忙しい時でも、とても丁寧な暮らしをされている作家さんなので、初めはそのご自身の体験が生かせる“暮らしまわり”のお話を依頼しました。打ち合わせを重ねる中で、どんなに派手に見える人生を生きている人にも、地味で淡々とした日常があるはずだ、という話になりました。せっかくなので、みんなが知りえない珍しくて華やかな世界で、興味のある分野がないかをお伺いしたところ、着物好きの小山先生から提案されたのが、「京都の舞妓さんの暮らし」でした。ちなみにキヨとすみれの出身地・青森県は、小山先生が幼少期を過ごした場所でもあります。
――編集の際、苦労した点、面白かったエピソードを教えてください。
小山先生は、この作品の準備として、京都に住み込んで取材をされました。作中の台所は、その時に泊まったゲストハウスがモデルになっています。舞妓さんや芸妓(げいぎ)さん、屋形のおかあさん、そして舞妓さんたちが通う飲食店や旅館の女将(おかみ)さんなど、花街にかかわるたくさんの方々からお話を伺うことで、一作一作のネタを考えています。
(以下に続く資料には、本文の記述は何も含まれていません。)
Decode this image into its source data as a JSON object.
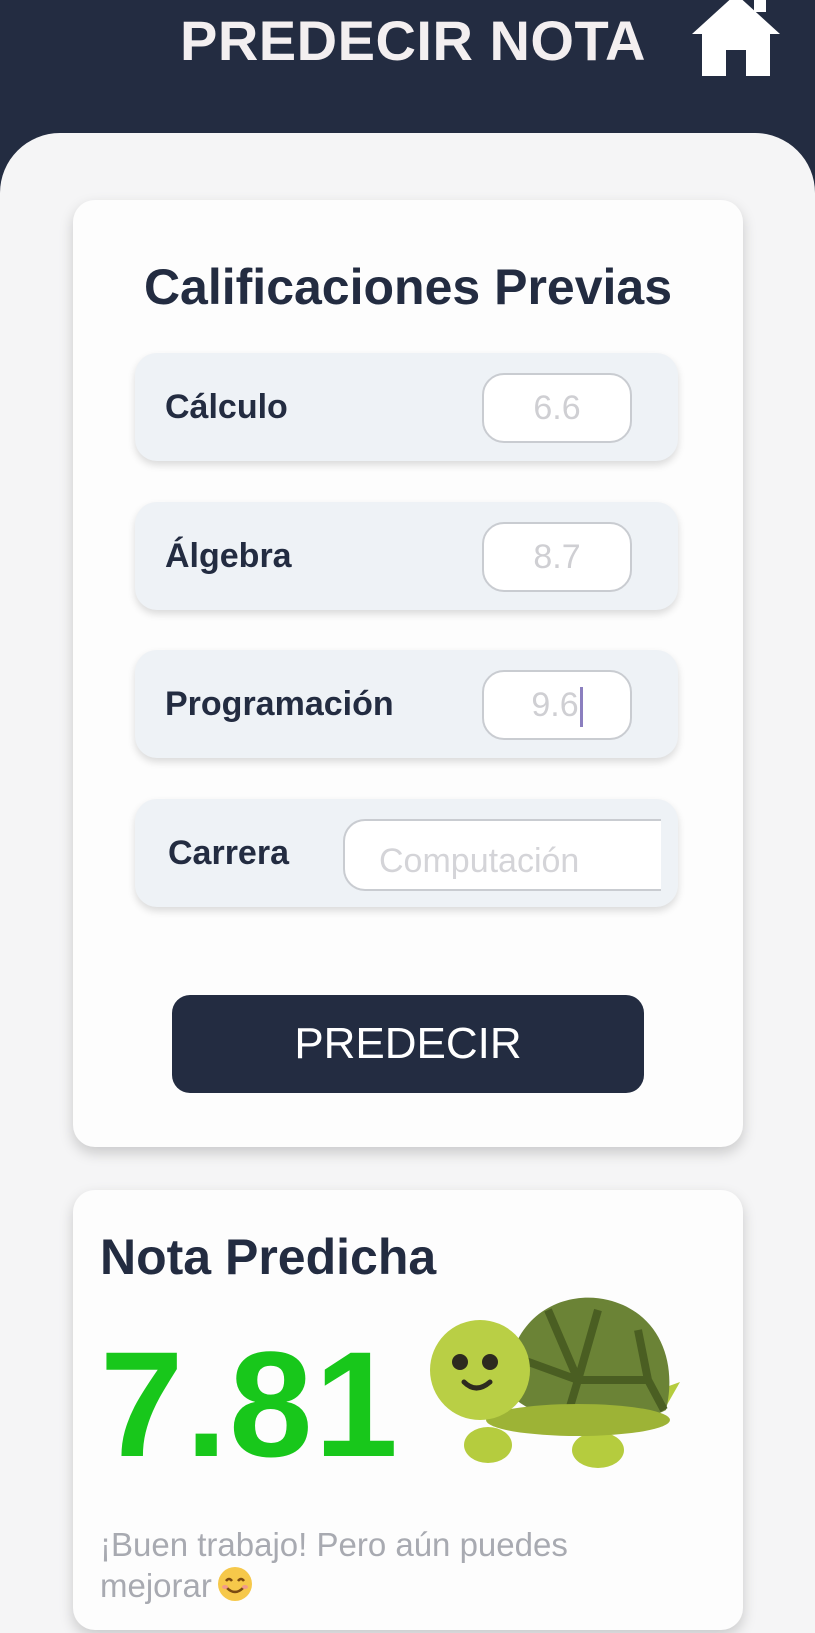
{
  "header": {
    "title": "PREDECIR NOTA",
    "home_icon": "home-icon"
  },
  "grades_card": {
    "title": "Calificaciones Previas",
    "fields": [
      {
        "label": "Cálculo",
        "value": "6.6"
      },
      {
        "label": "Álgebra",
        "value": "8.7"
      },
      {
        "label": "Programación",
        "value": "9.6"
      }
    ],
    "career": {
      "label": "Carrera",
      "placeholder": "Computación"
    },
    "predict_label": "PREDECIR"
  },
  "result_card": {
    "title": "Nota Predicha",
    "value": "7.81",
    "message": "¡Buen trabajo! Pero aún puedes mejorar",
    "mascot": "turtle-icon",
    "message_emoji": "smiling-face-icon"
  },
  "colors": {
    "header_bg": "#232c41",
    "accent": "#232c41",
    "score": "#18c71b"
  }
}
着物の作画が大変では?とよく聞かれますが、実際には小山先生がもっとも苦労されたのが舞妓さんの髪形です。構造が難しく、たくさんの資料を見て研究をされていたものの、初めはかなり作画に時間がかかっていました。そして花街の言葉は、作家・編集ともども勉強しましたが、いかんせん心もとなく……。花街にお住まいの方に、一作一作、添削をしていただいています。
――今後の展開は?
キヨが変わらず毎日を淡々と生きる一方で、親友すみれは、売れっ子舞妓への道を駆けだします。作中はまだ冬ですが、今後は京都の四季折々の食べ物や行事をいっそう盛り込んでいく予定です。実在のお店も登場するかもしれません。そして青森での思い出話も、少しずつ明らかになっていきます。
――読者へ一言お願いします。
発売から数日で大重版がかかった1巻から3カ月。早くも2巻が発売いたしました。年ごろの少女らしいキヨとすみれのやりとり、 そして普段着のごはんは心が温まります。そして9月には3巻が発売予定です。